Internal Representation
- char is internally stored as a 16-bit unsigned integer.
- Each char maps to a Unicode code point.
Example:
- 'A' → Unicode 0041 → Decimal 65
- 'a' → Unicode 0061 → Decimal 97
- '₹' → Unicode 20B9 → Decimal 8377
- '😊' → Unicode 1F60A (stored using surrogate pairs in UTF-16)
Examples in Java
public class CharExample {
public static void main(String[] args) {
char c1 = 'A'; // Normal character
char c2 = 65; // Decimal value of 'A'
char c3 = '\u0041'; // Unicode escape sequence for 'A'
char c4 = '₹'; // Indian Rupee symbol
char c5 = '\u20B9'; // Same as above using Unicode
System.out.println("c1: " + c1);
System.out.println("c2: " + c2);
System.out.println("c3: " + c3);
System.out.println("c4: " + c4);
System.out.println("c5: " + c5);
}
}
Output:
c1: A
c2: A
c3: A
c4: ₹
c5: ₹
Explanation:
- In Java, char is a 16-bit Unicode character (range: 0 to 65535).

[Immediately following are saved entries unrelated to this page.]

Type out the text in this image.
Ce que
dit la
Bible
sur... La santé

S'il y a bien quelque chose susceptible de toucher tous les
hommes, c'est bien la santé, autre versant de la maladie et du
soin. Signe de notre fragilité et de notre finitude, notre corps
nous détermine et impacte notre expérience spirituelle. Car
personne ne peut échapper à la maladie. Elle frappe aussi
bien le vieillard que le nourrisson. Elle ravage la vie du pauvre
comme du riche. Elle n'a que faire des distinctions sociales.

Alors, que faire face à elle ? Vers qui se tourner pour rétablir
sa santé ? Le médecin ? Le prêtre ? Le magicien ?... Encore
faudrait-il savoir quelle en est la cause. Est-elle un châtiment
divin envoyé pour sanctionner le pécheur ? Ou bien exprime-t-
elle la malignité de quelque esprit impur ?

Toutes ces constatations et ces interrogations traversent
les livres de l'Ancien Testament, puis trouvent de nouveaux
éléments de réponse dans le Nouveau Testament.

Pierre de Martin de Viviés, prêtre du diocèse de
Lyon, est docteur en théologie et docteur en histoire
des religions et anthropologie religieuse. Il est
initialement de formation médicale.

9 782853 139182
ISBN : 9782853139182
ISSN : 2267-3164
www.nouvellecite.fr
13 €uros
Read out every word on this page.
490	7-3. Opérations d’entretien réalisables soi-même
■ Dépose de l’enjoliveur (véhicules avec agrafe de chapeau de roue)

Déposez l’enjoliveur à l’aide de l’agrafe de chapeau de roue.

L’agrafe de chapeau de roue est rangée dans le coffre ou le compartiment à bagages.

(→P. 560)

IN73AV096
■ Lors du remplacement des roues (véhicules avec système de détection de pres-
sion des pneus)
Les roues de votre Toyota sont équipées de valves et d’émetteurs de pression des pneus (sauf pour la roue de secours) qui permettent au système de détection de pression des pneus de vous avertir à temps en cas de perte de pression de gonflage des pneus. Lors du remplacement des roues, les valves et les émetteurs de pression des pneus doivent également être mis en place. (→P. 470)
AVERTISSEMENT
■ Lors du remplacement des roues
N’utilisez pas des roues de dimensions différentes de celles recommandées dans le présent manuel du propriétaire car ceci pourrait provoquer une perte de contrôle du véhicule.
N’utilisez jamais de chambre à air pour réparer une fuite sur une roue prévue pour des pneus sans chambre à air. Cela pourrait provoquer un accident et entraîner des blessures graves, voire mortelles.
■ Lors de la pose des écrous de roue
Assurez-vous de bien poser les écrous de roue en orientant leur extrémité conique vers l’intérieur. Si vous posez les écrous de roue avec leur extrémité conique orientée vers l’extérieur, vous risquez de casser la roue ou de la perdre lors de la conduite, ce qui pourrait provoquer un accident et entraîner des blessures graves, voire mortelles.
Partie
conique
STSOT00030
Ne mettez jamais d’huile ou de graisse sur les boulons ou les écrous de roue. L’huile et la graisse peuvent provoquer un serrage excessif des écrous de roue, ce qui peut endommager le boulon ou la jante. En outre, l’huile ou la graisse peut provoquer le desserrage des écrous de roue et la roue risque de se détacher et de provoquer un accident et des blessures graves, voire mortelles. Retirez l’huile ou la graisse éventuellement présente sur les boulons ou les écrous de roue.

- It can be assigned in multiple ways:
- Direct character: c1 = 'A' stores 'A'.
- Integer value: c2 = 65 uses the Unicode decimal value for 'A'.
- Unicode escape sequence: c3 = '\u0041' also represents 'A'.
- Special symbols: c4 = '₹' directly stores the Indian Rupee symbol.
- Unicode for symbols: c5 = '\u20B9' is another way to store '₹'.
- All representations ('A', 65, '\u0041') point to the same Unicode character.
- Thus, Java char supports internationalization by handling not only English letters but also currency symbols, emojis, and characters from different languages.
Important Points
- char is unsigned in Java (cannot store negative values).
- Default value of char = '\u0000' (null character).
- You can assign a char using:
- Direct character ('A')
- Integer value (65)
- Unicode escape ('\u0041')
- Since char is numeric internally, it supports arithmetic:
char c = 'A';
System.out.println((int)c); // 65
System.out.println((char)(c + 1)); // 'B'
If you want to handle strings of multiple characters, use the String class, not char.
Special Note
If you try to store larger Unicode characters (like emojis) above \uFFFF, Java internally represents them using surrogate pairs (two char values). For such cases, it’s better to use String or int (codePoint) instead of char.
Summary:
- char = 2 bytes, unsigned, range 0–65,535.
- Stores Unicode characters (supports all languages & symbols).
- Can be assigned via character, integer, or Unicode escape.
- Use String for multiple characters or emojis beyond \uFFFF.